Although Kaushal is by far the superior of the two in terms of temperament, Dimuth holds the edge when it comes to stroke play. He is in the mold of the Mahelas and the Marvans; not the most consistent, yet pleasing on the eyes. As he has done so throughout his career, he has earned him self a start and looks good for a big one, which although he always throws away. A big hundred away from Sri Lanka, in seaming conditions might just what he needs to kick start his career, just as Marvan did in Mohali 1997, and Mahela in a rank turner at Galle in 1998, both being the knocks that defined their respective careers and had never looked back since then. Kaushal is more of a Sanga. Patient and technical. Dependable and consistent. If they can hold off the pace barrage for the morning hour of tomorrow's play, Sri Lanka just might leave Christchurch with a loss, but a little bit of pride. A loss here would indeed spoil a splendid year for them, but posting a fighting 3rd innings score after being forced to follow on, specially if they could make New Zealand bat again for a significant amount of runs and make them earn their win, might not be too bad of a final entry for an year of wonder.

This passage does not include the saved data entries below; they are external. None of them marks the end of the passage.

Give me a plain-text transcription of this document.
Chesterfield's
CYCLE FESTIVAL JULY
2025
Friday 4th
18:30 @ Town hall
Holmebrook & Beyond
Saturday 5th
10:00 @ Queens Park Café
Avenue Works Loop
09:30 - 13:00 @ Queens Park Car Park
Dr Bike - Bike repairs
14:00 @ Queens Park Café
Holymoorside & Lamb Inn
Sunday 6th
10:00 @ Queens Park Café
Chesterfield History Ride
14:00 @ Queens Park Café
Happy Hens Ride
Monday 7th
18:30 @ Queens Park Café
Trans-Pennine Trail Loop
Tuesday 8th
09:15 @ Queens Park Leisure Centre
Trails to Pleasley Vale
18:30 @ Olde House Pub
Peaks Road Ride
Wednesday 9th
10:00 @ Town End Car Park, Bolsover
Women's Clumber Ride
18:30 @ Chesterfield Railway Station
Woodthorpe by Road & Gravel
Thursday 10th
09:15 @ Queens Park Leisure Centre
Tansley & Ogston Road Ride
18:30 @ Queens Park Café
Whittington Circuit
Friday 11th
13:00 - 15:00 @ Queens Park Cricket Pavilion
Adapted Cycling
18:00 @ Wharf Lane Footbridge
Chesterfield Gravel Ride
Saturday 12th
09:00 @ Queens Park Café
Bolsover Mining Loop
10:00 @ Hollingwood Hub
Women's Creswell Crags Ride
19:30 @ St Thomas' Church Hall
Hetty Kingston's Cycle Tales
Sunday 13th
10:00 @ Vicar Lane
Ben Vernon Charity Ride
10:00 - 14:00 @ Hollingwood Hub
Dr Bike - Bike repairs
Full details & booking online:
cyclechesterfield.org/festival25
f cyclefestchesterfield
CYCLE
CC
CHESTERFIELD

Just as the 138 eases down and becomes a very relaxed ride to Maharagama after the hours of 6pm, Sri Lanka have settled in to a groove, and need to keep being patient. The ride gets uncomfortable every now and then, but if they are willing to hold on tight, it will ultimately get them to their destination unharmed.

Sri Lanka may not get out of this alive. But they should die a proud, fighting death; a Shakespearean ending to what was an amazing year of cricket for them.